Summary of search features

  • If you do not specify frame=something, you will get a subset of object properties as defined by the webapp. If what you need is in that subset (like accession, maybe), it’s a relatively fast way of getting back a long list of objects.
  • If you specify frame=embedded you will get all the object properties, with selected embedded objects expanded.
  • If you specify frame=object you will get all the object properties, with embedded objects.
  • frame=object will always give you all of the properties, with embedded objects referred to by an identifier. So it’s consistent, and it’s faster. Which embedded objects are expanded by frame=embedded may change in the future as our requirements for search change. Also the depth of expansion is chosen to support search, and might change, as well. So for the most robust code you might choose to use frame=object and then GET only the embedded objects you need.
  • You do not need to specify frame=embedded in order to search within embedded objects. The example above which searches inside the embedded award object works fine with frame=object, even though one of the search terms (“award.rfa”) searches within an embedded object.
  • All of the results from search can be visualized within the web app by opening the URL in your browser, omitting format=json.
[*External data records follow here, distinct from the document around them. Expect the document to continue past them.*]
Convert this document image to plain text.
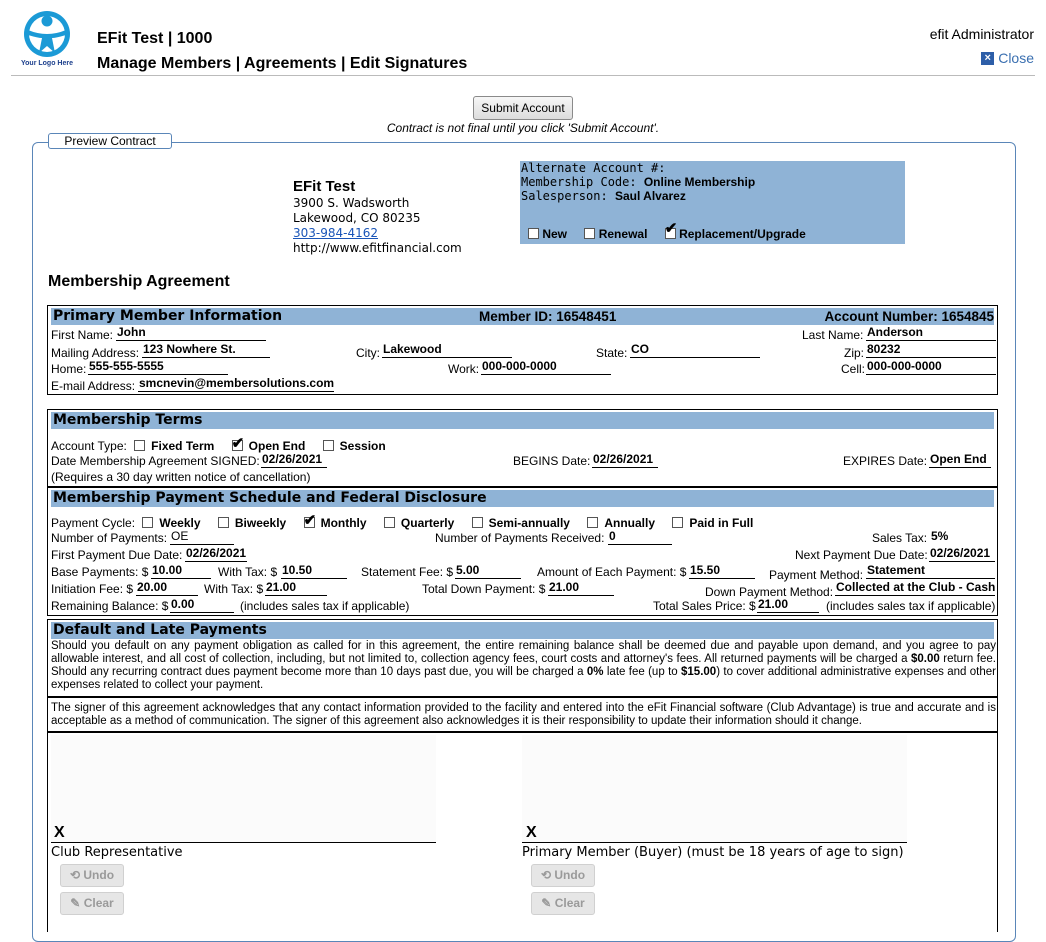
Your Logo Here
EFit Test | 1000
Manage Members | Agreements | Edit Signatures
efit Administrator
× Close
Submit Account
Contract is not final until you click 'Submit Account'.
Preview Contract
EFit Test
3900 S. Wadsworth
Lakewood, CO 80235
303-984-4162
http://www.efitfinancial.com
Alternate Account #:
Membership Code: Online Membership
Salesperson: Saul Alvarez
New	Renewal ✔	Replacement/Upgrade
Membership Agreement
Primary Member Information	Member ID: 16548451	Account Number: 1654845
First Name: John	Last Name: Anderson
Mailing Address: 123 Nowhere St.	City: Lakewood	State: CO	Zip: 80232
Home: 555-555-5555	Work: 000-000-0000	Cell: 000-000-0000
E-mail Address: smcnevin@membersolutions.com
Membership Terms
Account Type: Fixed Term ✔	Open End	Session
Date Membership Agreement SIGNED: 02/26/2021	BEGINS Date: 02/26/2021	EXPIRES Date: Open End
(Requires a 30 day written notice of cancellation)
Membership Payment Schedule and Federal Disclosure
Payment Cycle: Weekly	Biweekly ✔	Monthly	Quarterly	Semi-annually	Annually	Paid in Full
Number of Payments: OE	Number of Payments Received: 0	Sales Tax: 5%
First Payment Due Date: 02/26/2021	Next Payment Due Date: 02/26/2021
Base Payments: $ 10.00	With Tax: $ 10.50	Statement Fee: $ 5.00	Amount of Each Payment: $ 15.50	Payment Method: Statement
Initiation Fee: $ 20.00	With Tax: $ 21.00	Total Down Payment: $ 21.00	Down Payment Method: Collected at the Club - Cash
Remaining Balance: $ 0.00	(includes sales tax if applicable)	Total Sales Price: $ 21.00	(includes sales tax if applicable)
Default and Late Payments
Should you default on any payment obligation as called for in this agreement, the entire remaining balance shall be deemed due and payable upon demand, and you agree to pay allowable interest, and all cost of collection, including, but not limited to, collection agency fees, court costs and attorney's fees. All returned payments will be charged a $0.00 return fee. Should any recurring contract dues payment become more than 10 days past due, you will be charged a 0% late fee (up to $15.00) to cover additional administrative expenses and other expenses related to collect your payment.
The signer of this agreement acknowledges that any contact information provided to the facility and entered into the eFit Financial software (Club Advantage) is true and accurate and is acceptable as a method of communication. The signer of this agreement also acknowledges it is their responsibility to update their information should it change.
X
Club Representative
⟲ Undo
✎ Clear
X
Primary Member (Buyer) (must be 18 years of age to sign)
⟲ Undo
✎ Clear
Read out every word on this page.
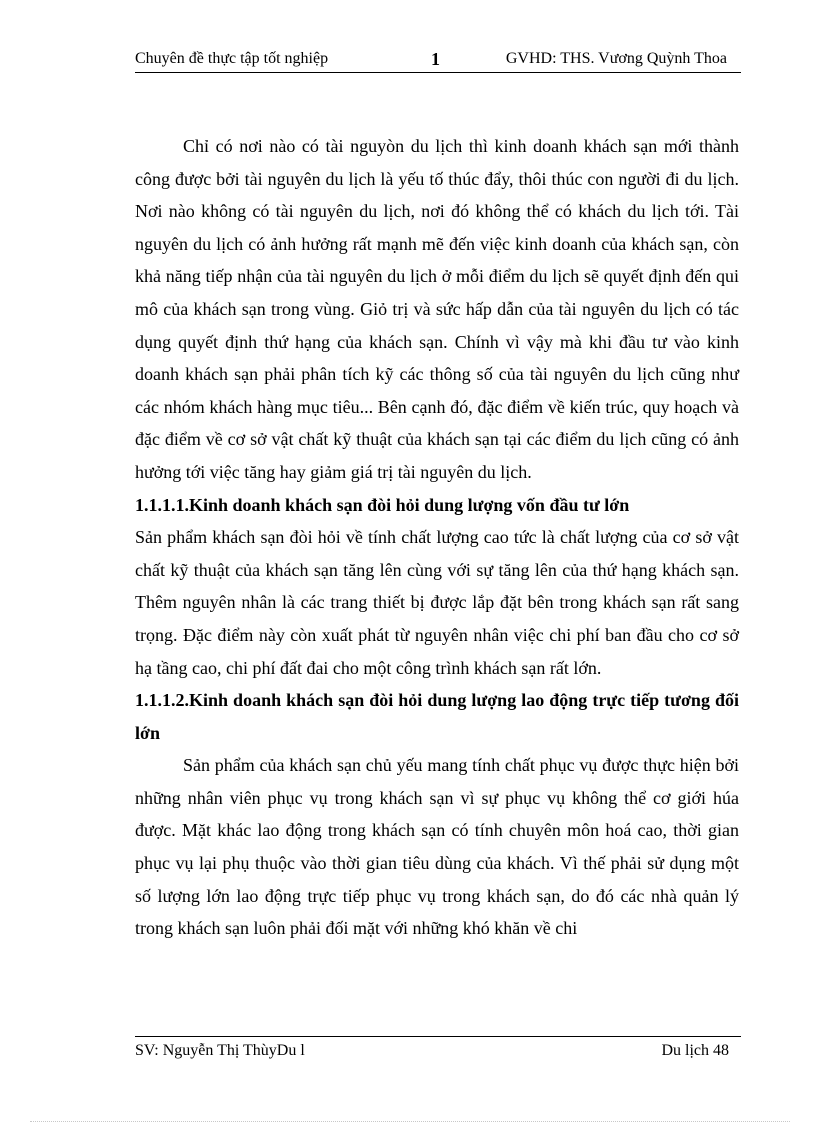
Chuyên đề thực tập tốt nghiệp	1	GVHD: THS. Vương Quỳnh Thoa

Chỉ có nơi nào có tài nguyòn du lịch thì kinh doanh khách sạn mới thành công được bởi tài nguyên du lịch là yếu tố thúc đẩy, thôi thúc con người đi du lịch. Nơi nào không có tài nguyên du lịch, nơi đó không thể có khách du lịch tới. Tài nguyên du lịch có ảnh hưởng rất mạnh mẽ đến việc kinh doanh của khách sạn, còn khả năng tiếp nhận của tài nguyên du lịch ở mỗi điểm du lịch sẽ quyết định đến qui mô của khách sạn trong vùng. Giỏ trị và sức hấp dẫn của tài nguyên du lịch có tác dụng quyết định thứ hạng của khách sạn. Chính vì vậy mà khi đầu tư vào kinh doanh khách sạn phải phân tích kỹ các thông số của tài nguyên du lịch cũng như các nhóm khách hàng mục tiêu... Bên cạnh đó, đặc điểm về kiến trúc, quy hoạch và đặc điểm về cơ sở vật chất kỹ thuật của khách sạn tại các điểm du lịch cũng có ảnh hưởng tới việc tăng hay giảm giá trị tài nguyên du lịch.

1.1.1.1.Kinh doanh khách sạn đòi hỏi dung lượng vốn đầu tư lớn

Sản phẩm khách sạn đòi hỏi về tính chất lượng cao tức là chất lượng của cơ sở vật chất kỹ thuật của khách sạn tăng lên cùng với sự tăng lên của thứ hạng khách sạn. Thêm nguyên nhân là các trang thiết bị được lắp đặt bên trong khách sạn rất sang trọng. Đặc điểm này còn xuất phát từ nguyên nhân việc chi phí ban đầu cho cơ sở hạ tầng cao, chi phí đất đai cho một công trình khách sạn rất lớn.

1.1.1.2.Kinh doanh khách sạn đòi hỏi dung lượng lao động trực tiếp tương đối lớn

Sản phẩm của khách sạn chủ yếu mang tính chất phục vụ được thực hiện bởi những nhân viên phục vụ trong khách sạn vì sự phục vụ không thể cơ giới húa được. Mặt khác lao động trong khách sạn có tính chuyên môn hoá cao, thời gian phục vụ lại phụ thuộc vào thời gian tiêu dùng của khách. Vì thế phải sử dụng một số lượng lớn lao động trực tiếp phục vụ trong khách sạn, do đó các nhà quản lý trong khách sạn luôn phải đối mặt với những khó khăn về chi

SV: Nguyễn Thị ThùyDu l	Du lịch 48
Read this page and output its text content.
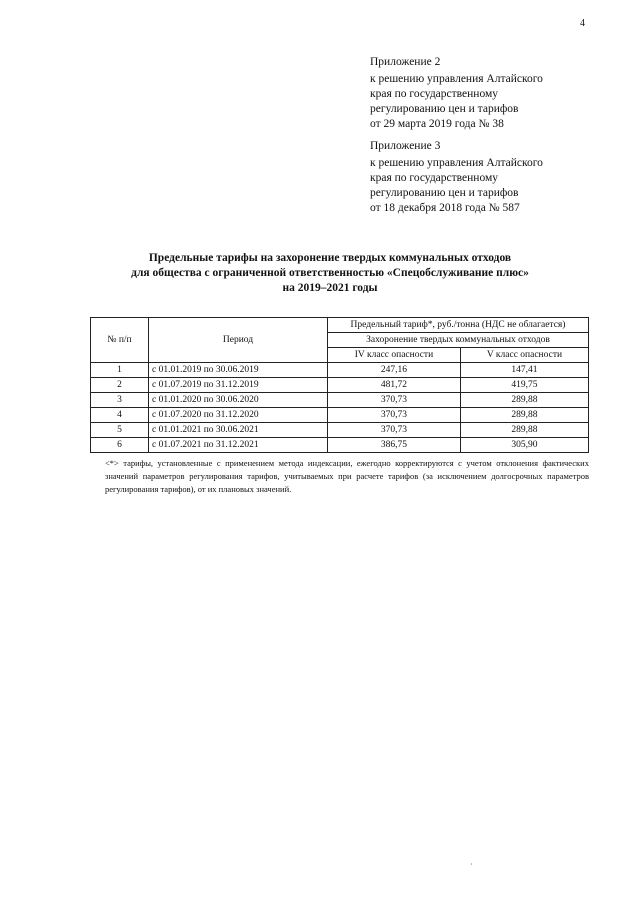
4
Приложение 2
к решению управления Алтайского
края по государственному
регулированию цен и тарифов
от 29 марта 2019 года № 38
Приложение 3
к решению управления Алтайского
края по государственному
регулированию цен и тарифов
от 18 декабря 2018 года № 587
Предельные тарифы на захоронение твердых коммунальных отходов
для общества с ограниченной ответственностью «Спецобслуживание плюс»
на 2019–2021 годы
№ п/п	Период	Предельный тариф*, руб./тонна (НДС не облагается)	
		Захоронение твердых коммунальных отходов	
		IV класс опасности	V класс опасности
1	с 01.01.2019 по 30.06.2019	247,16	147,41
2	с 01.07.2019 по 31.12.2019	481,72	419,75
3	с 01.01.2020 по 30.06.2020	370,73	289,88
4	с 01.07.2020 по 31.12.2020	370,73	289,88
5	с 01.01.2021 по 30.06.2021	370,73	289,88
6	с 01.07.2021 по 31.12.2021	386,75	305,90
<*> тарифы, установленные с применением метода индексации, ежегодно корректируются с учетом отклонения фактических значений параметров регулирования тарифов, учитываемых при расчете тарифов (за исключением долгосрочных параметров регулирования тарифов), от их плановых значений.
·
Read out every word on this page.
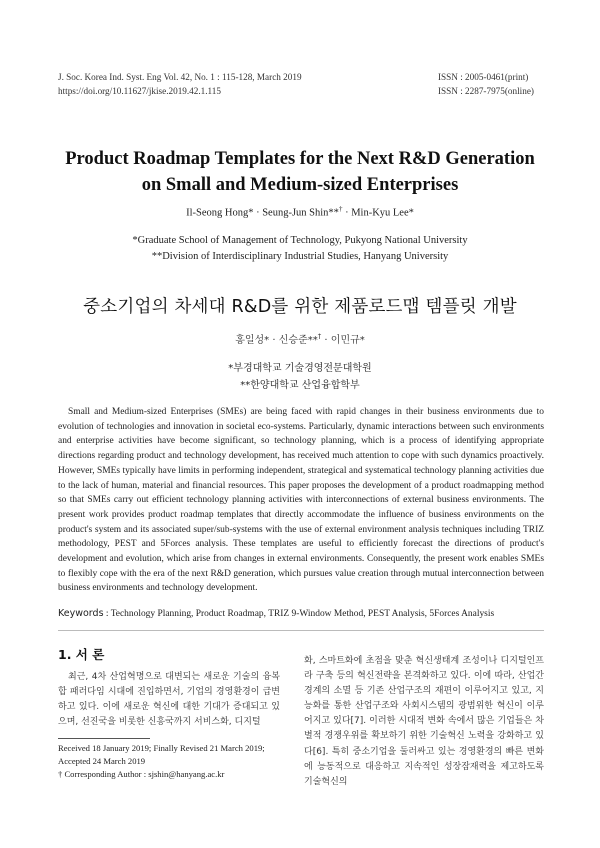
J. Soc. Korea Ind. Syst. Eng Vol. 42, No. 1 : 115-128, March 2019
https://doi.org/10.11627/jkise.2019.42.1.115
ISSN : 2005-0461(print)
ISSN : 2287-7975(online)
Product Roadmap Templates for the Next R&D Generation
on Small and Medium-sized Enterprises
Il-Seong Hong* · Seung-Jun Shin**† · Min-Kyu Lee*
*Graduate School of Management of Technology, Pukyong National University
**Division of Interdisciplinary Industrial Studies, Hanyang University
중소기업의 차세대 R&D를 위한 제품로드맵 템플릿 개발
홍일성* · 신승준**† · 이민규*
*부경대학교 기술경영전문대학원
**한양대학교 산업융합학부

Small and Medium-sized Enterprises (SMEs) are being faced with rapid changes in their business environments due to evolution of technologies and innovation in societal eco-systems. Particularly, dynamic interactions between such environments and enterprise activities have become significant, so technology planning, which is a process of identifying appropriate directions regarding product and technology development, has received much attention to cope with such dynamics proactively. However, SMEs typically have limits in performing independent, strategical and systematical technology planning activities due to the lack of human, material and financial resources. This paper proposes the development of a product roadmapping method so that SMEs carry out efficient technology planning activities with interconnections of external business environments. The present work provides product roadmap templates that directly accommodate the influence of business environments on the product's system and its associated super/sub-systems with the use of external environment analysis techniques including TRIZ methodology, PEST and 5Forces analysis. These templates are useful to efficiently forecast the directions of product's development and evolution, which arise from changes in external environments. Consequently, the present work enables SMEs to flexibly cope with the era of the next R&D generation, which pursues value creation through mutual interconnection between business environments and technology development.

Keywords : Technology Planning, Product Roadmap, TRIZ 9-Window Method, PEST Analysis, 5Forces Analysis
1. 서 론

최근, 4차 산업혁명으로 대변되는 새로운 기술의 융복합 패러다임 시대에 진입하면서, 기업의 경영환경이 급변하고 있다. 이에 새로운 혁신에 대한 기대가 증대되고 있으며, 선진국을 비롯한 신흥국까지 서비스화, 디지털

Received 18 January 2019; Finally Revised 21 March 2019; Accepted 24 March 2019
† Corresponding Author : sjshin@hanyang.ac.kr

화, 스마트화에 초점을 맞춘 혁신생태계 조성이나 디지털인프라 구축 등의 혁신전략을 본격화하고 있다. 이에 따라, 산업간 경계의 소멸 등 기존 산업구조의 재편이 이루어지고 있고, 지능화를 통한 산업구조와 사회시스템의 광범위한 혁신이 이루어지고 있다[7]. 이러한 시대적 변화 속에서 많은 기업들은 차별적 경쟁우위를 확보하기 위한 기술혁신 노력을 강화하고 있다[6]. 특히 중소기업을 둘러싸고 있는 경영환경의 빠른 변화에 능동적으로 대응하고 지속적인 성장잠재력을 제고하도록 기술혁신의
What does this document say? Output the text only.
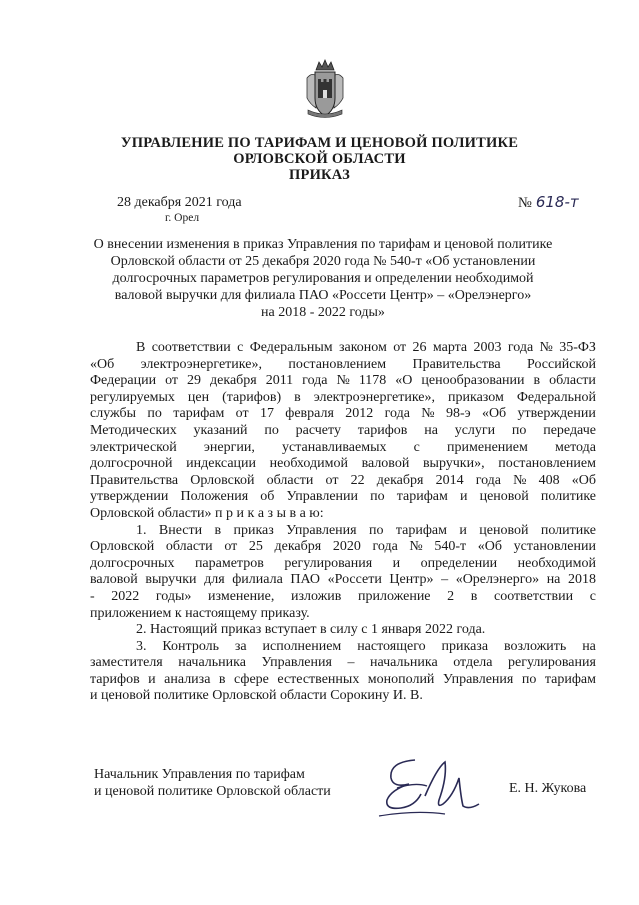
УПРАВЛЕНИЕ ПО ТАРИФАМ И ЦЕНОВОЙ ПОЛИТИКЕ
ОРЛОВСКОЙ ОБЛАСТИ
ПРИКАЗ
28 декабря 2021 года
г. Орел
№ 618-т
О внесении изменения в приказ Управления по тарифам и ценовой политике
Орловской области от 25 декабря 2020 года № 540-т «Об установлении
долгосрочных параметров регулирования и определении необходимой
валовой выручки для филиала ПАО «Россети Центр» – «Орелэнерго»
на 2018 - 2022 годы»
В соответствии с Федеральным законом от 26 марта 2003 года № 35-ФЗ
«Об электроэнергетике», постановлением Правительства Российской
Федерации от 29 декабря 2011 года № 1178 «О ценообразовании в области
регулируемых цен (тарифов) в электроэнергетике», приказом Федеральной
службы по тарифам от 17 февраля 2012 года № 98-э «Об утверждении
Методических указаний по расчету тарифов на услуги по передаче
электрической энергии, устанавливаемых с применением метода
долгосрочной индексации необходимой валовой выручки», постановлением
Правительства Орловской области от 22 декабря 2014 года № 408 «Об
утверждении Положения об Управлении по тарифам и ценовой политике
Орловской области» п р и к а з ы в а ю:
1. Внести в приказ Управления по тарифам и ценовой политике
Орловской области от 25 декабря 2020 года № 540-т «Об установлении
долгосрочных параметров регулирования и определении необходимой
валовой выручки для филиала ПАО «Россети Центр» – «Орелэнерго» на 2018
- 2022 годы» изменение, изложив приложение 2 в соответствии с
приложением к настоящему приказу.
2. Настоящий приказ вступает в силу с 1 января 2022 года.
3. Контроль за исполнением настоящего приказа возложить на
заместителя начальника Управления – начальника отдела регулирования
тарифов и анализа в сфере естественных монополий Управления по тарифам
и ценовой политике Орловской области Сорокину И. В.
Начальник Управления по тарифам
и ценовой политике Орловской области	Е. Н. Жукова
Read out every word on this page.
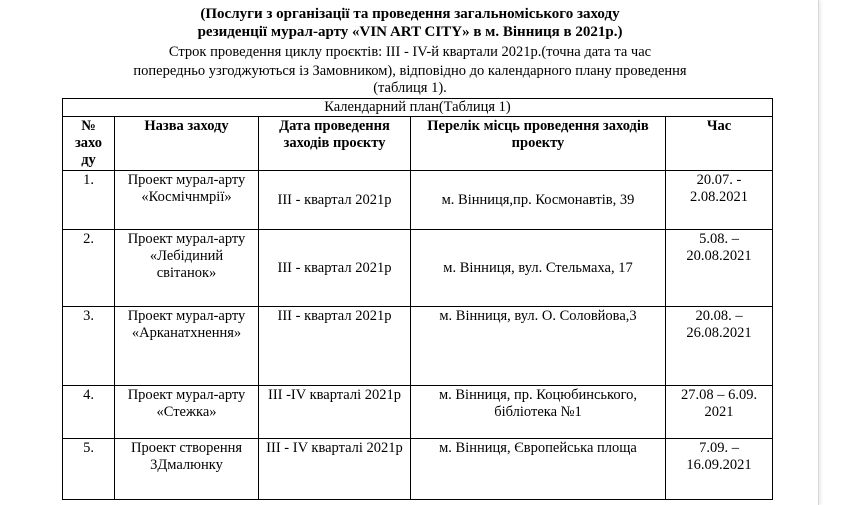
(Послуги з організації та проведення загальноміського заходу
резиденції мурал-арту «VIN ART CITY» в м. Вінниця в 2021р.)
Строк проведення циклу проєктів: ІІІ - ІV-й квартали 2021р.(точна дата та час
попередньо узгоджуються із Замовником), відповідно до календарного плану проведення
(таблиця 1).
Календарний план(Таблиця 1)				
№ захо ду	Назва заходу	Дата проведення заходів проєкту	Перелік місць проведення заходів проекту	Час
1.	Проект мурал-арту «Космічнмрії»	ІІІ - квартал 2021р	м. Вінниця,пр. Космонавтів, 39	20.07. - 2.08.2021
2.	Проект мурал-арту «Лебідиний світанок»	ІІІ - квартал 2021р	м. Вінниця, вул. Стельмаха, 17	5.08. – 20.08.2021
3.	Проект мурал-арту «Арканатхнення»	ІІІ - квартал 2021р	м. Вінниця, вул. О. Соловйова,3	20.08. – 26.08.2021
4.	Проект мурал-арту «Стежка»	ІІІ -ІV кварталі 2021р	м. Вінниця, пр. Коцюбинського, бібліотека №1	27.08 – 6.09. 2021
5.	Проект створення 3Дмалюнку	ІІІ - ІV кварталі 2021р	м. Вінниця, Європейська площа	7.09. – 16.09.2021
Not all objects have fancy rendered collections or pages, but you will always get back a clickable list.
  • limit=all is not strictly necessary but without it your result will contain only the first 25 hits (or all if < 25 hits). We plan to implement a mechanism to return very large searches in batches, but for now limit=all can generate large result sets.
  • Giving searchTerm=somestring will often return multiple object types. You can look into the @type property of each returned object for its data type.